Plug the key and measure the potential difference across the first resistor. Let it be V1.
Similarly, measure the potential difference across the other two resistors, separately. Let these values be V2 and V3, respectively.
Deduce a relationship between V, V1, V2 and V3.
Observation:
We will observe that the value of the current in the ammeter is the same, independent of its position in the electric circuit. It means that in a series combination of resistors the current is the same in every part of the circuit or the same current through each resistor.
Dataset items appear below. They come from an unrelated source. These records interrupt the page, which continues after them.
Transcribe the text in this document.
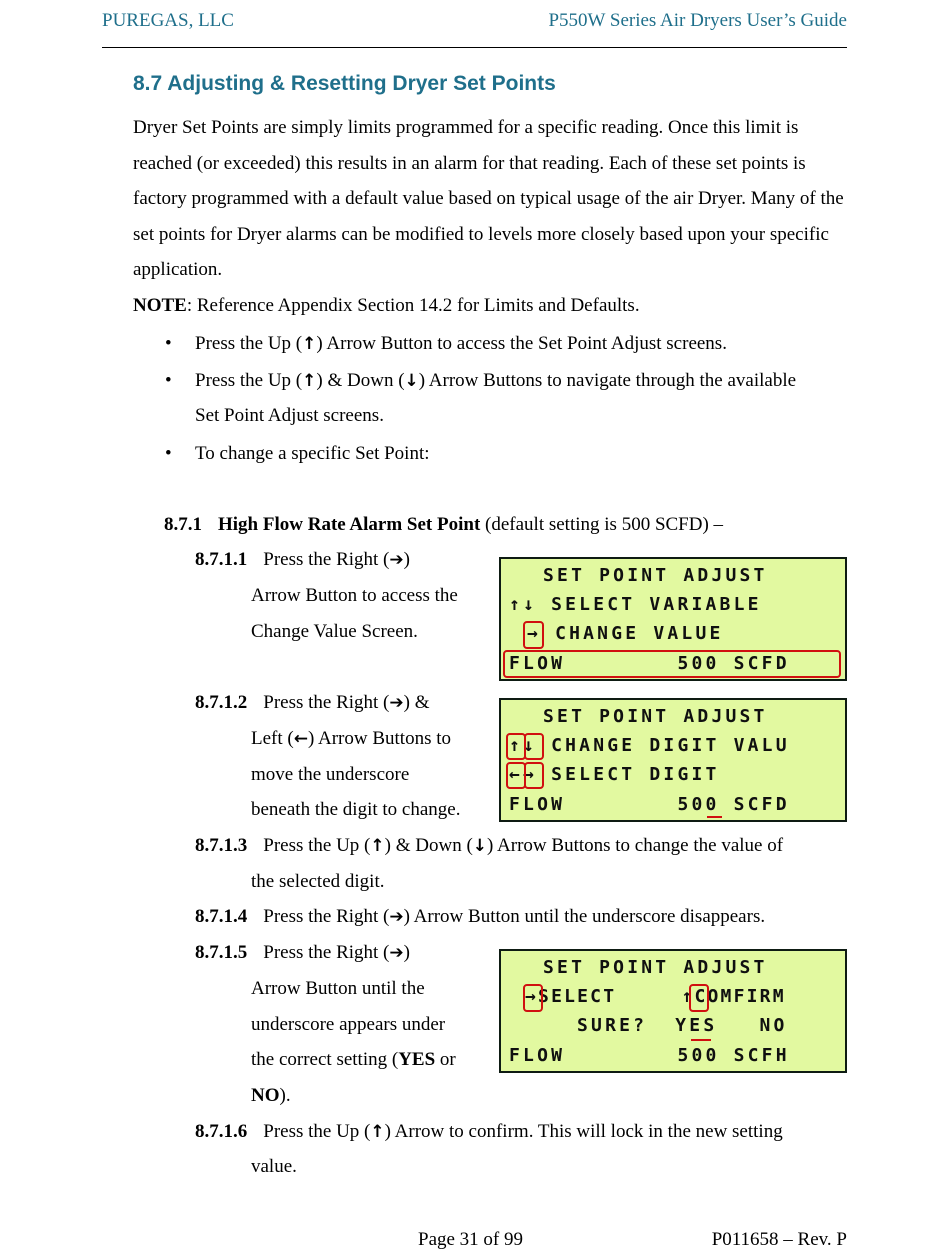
PUREGAS, LLC	P550W Series Air Dryers User’s Guide
8.7 Adjusting & Resetting Dryer Set Points
Dryer Set Points are simply limits programmed for a specific reading. Once this limit is reached (or exceeded) this results in an alarm for that reading. Each of these set points is factory programmed with a default value based on typical usage of the air Dryer. Many of the set points for Dryer alarms can be modified to levels more closely based upon your specific application.
NOTE: Reference Appendix Section 14.2 for Limits and Defaults.
• Press the Up (↑) Arrow Button to access the Set Point Adjust screens.
• Press the Up (↑) & Down (↓) Arrow Buttons to navigate through the available
Set Point Adjust screens.
• To change a specific Set Point:
8.7.1 High Flow Rate Alarm Set Point (default setting is 500 SCFD) –
8.7.1.1 Press the Right (➔)
Arrow Button to access the
Change Value Screen.
SET POINT ADJUST
↑↓ SELECT VARIABLE
→ CHANGE VALUE
FLOW        500 SCFD
8.7.1.2 Press the Right (➔) &
Left (←) Arrow Buttons to
move the underscore
beneath the digit to change.
SET POINT ADJUST
↑↓ CHANGE DIGIT VALU
←→ SELECT DIGIT
FLOW        500 SCFD
8.7.1.3 Press the Up (↑) & Down (↓) Arrow Buttons to change the value of
the selected digit.
8.7.1.4 Press the Right (➔) Arrow Button until the underscore disappears.
8.7.1.5 Press the Right (➔)
Arrow Button until the
underscore appears under
the correct setting (YES or
NO).
SET POINT ADJUST
→SELECT     ↑COMFIRM
SURE?  YES   NO
FLOW        500 SCFH
8.7.1.6 Press the Up (↑) Arrow to confirm. This will lock in the new setting
value.
Page 31 of 99	P011658 – Rev. P
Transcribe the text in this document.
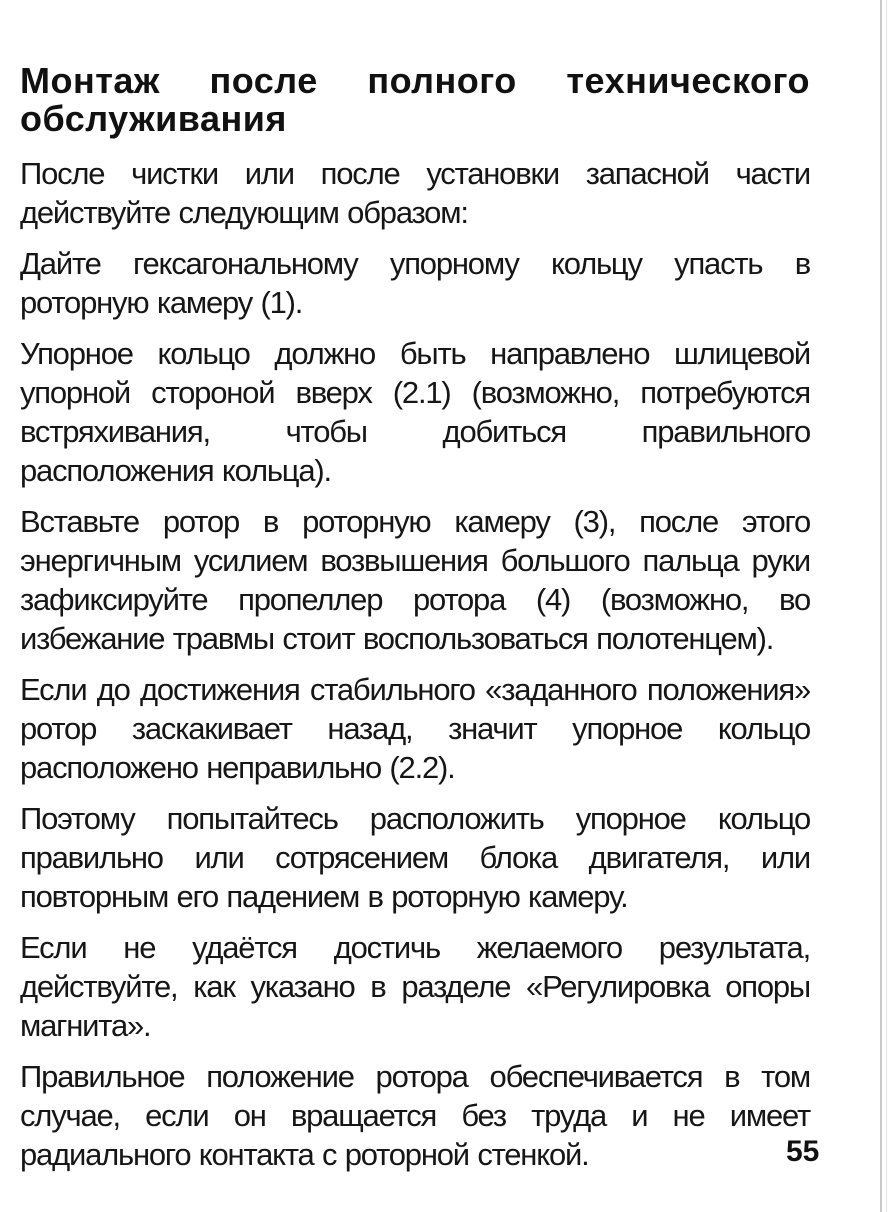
Монтаж после полного технического обслуживания

После чистки или после установки запасной части действуйте следующим образом:

Дайте гексагональному упорному кольцу упасть в роторную камеру (1).

Упорное кольцо должно быть направлено шлицевой упорной стороной вверх (2.1) (возможно, потребуются встряхивания, чтобы добиться правильного расположения кольца).

Вставьте ротор в роторную камеру (3), после этого энергичным усилием возвышения большого пальца руки зафиксируйте пропеллер ротора (4) (возможно, во избежание травмы стоит воспользоваться полотенцем).

Если до достижения стабильного «заданного положения» ротор заскакивает назад, значит упорное кольцо расположено неправильно (2.2).

Поэтому попытайтесь расположить упорное кольцо правильно или сотрясением блока двигателя, или повторным его падением в роторную камеру.

Если не удаётся достичь желаемого результата, действуйте, как указано в разделе «Регулировка опоры магнита».

Правильное положение ротора обеспечивается в том случае, если он вращается без труда и не имеет радиального контакта с роторной стенкой.	55
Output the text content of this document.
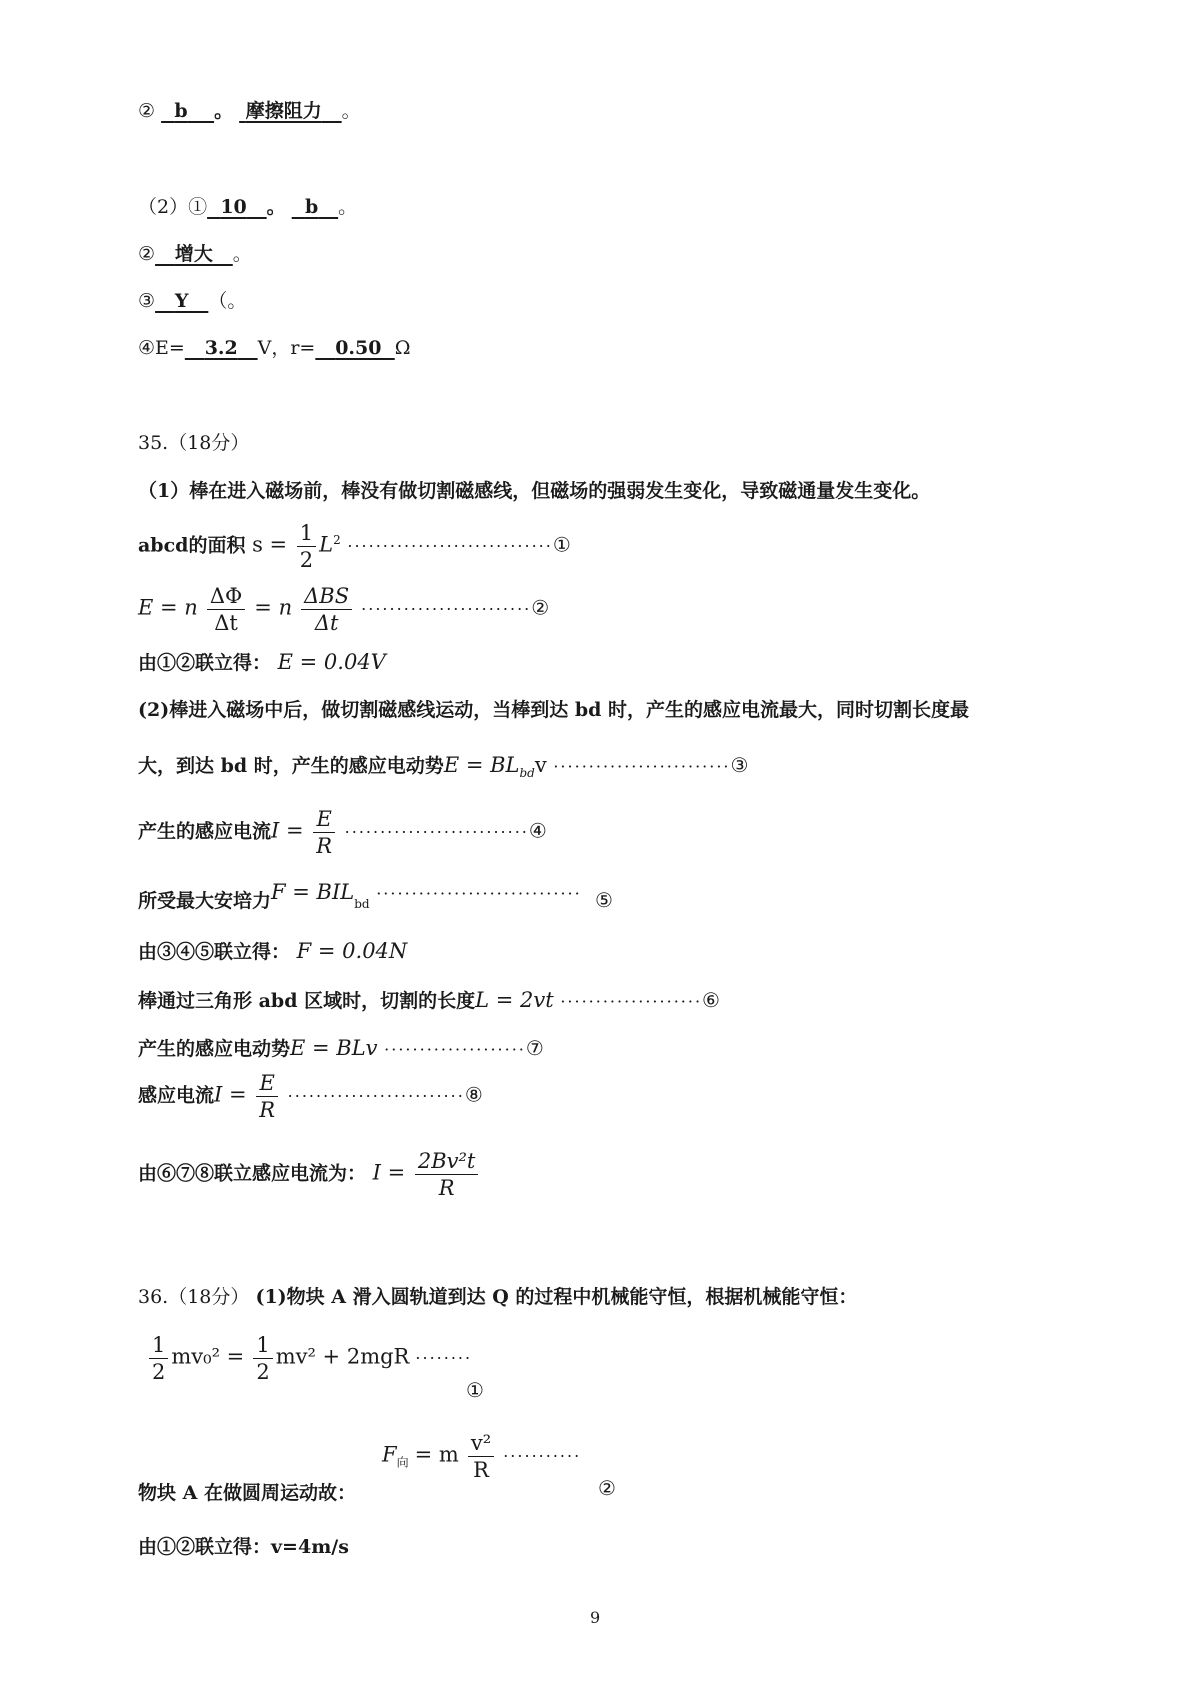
② b 。 摩擦阻力 。
（2）① 10 。 b 。
② 增大 。
③ Y （。
④E= 3.2 V，r= 0.50 Ω
35.（18分）
（1）棒在进入磁场前，棒没有做切割磁感线，但磁场的强弱发生变化，导致磁通量发生变化。
abcd的面积 $s = \frac{1}{2} L^2$ ·····························①
E = n $\frac{\Delta\Phi}{\Delta t} = n \frac{\text{ΔBS}}{\Delta t}$ ························②
由①②联立得： E = 0.04V
(2)棒进入磁场中后，做切割磁感线运动，当棒到达 bd 时，产生的感应电流最大，同时切割长度最
大，到达 bd 时，产生的感应电动势$E = BL_{bd}v$ ·························③
产生的感应电流$I = \frac{E}{R}$ ··························④
所受最大安培力$F = BIL_{bd}$ ····························· ⑤
由③④⑤联立得： F = 0.04N
棒通过三角形 abd 区域时，切割的长度L = 2vt ····················⑥
产生的感应电动势E = BLv ····················⑦
感应电流$I = \frac{E}{R}$ ·························⑧
由⑥⑦⑧联立感应电流为： $I = \frac{\text{2Bv²t}}{R}$
36.（18分） (1)物块 A 滑入圆轨道到达 Q 的过程中机械能守恒，根据机械能守恒：
$\frac{1}{2} mv_0^2 = \frac{1}{2} mv^2 + 2mgR$ ········
①
$F_向 = m \frac{\text{v²}}{R}$ ···········
物块 A 在做圆周运动故：	②
由①②联立得：v=4m/s
9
Also, we will observe that the potential difference V is equal to the sum of potential differences V1, V2, and V3. That is the total potential difference across a combination of resistors in series is equal to the sum of potential difference across the individual resistors. That is,
V = V1 + V2 + V3 (1)
In the electric circuit shown in Figure, let I be the current through the circuit. The current through each resistor is also I. It is possible to replace the three resistors joined in series by an equivalent single resistor of resistance R, such that the potential difference V across it, and the current I through the circuit remains the same. Applying the Ohms law to the entire circuit, we have
V = IR(2)
On applying Ohms law to the three resistors separately, we further have
V1 = I R1 (3-a)
V2 = I R2 (3-b) and
V3 = I R3 (3-c)
From Eq. (1),
I R = I R1 + I R2 + I R3
Or
Rs = R1 +R2 + R3
We can conclude that when several resistors are joined in series, the resistance of the combination Rs equals the sum of their individual resistances, R1, R2, R3, and is thus greater than any individual resistance.
Hence, this experiment proves that the same current flows through every part of the circuit containing three resistances in series connected to a battery.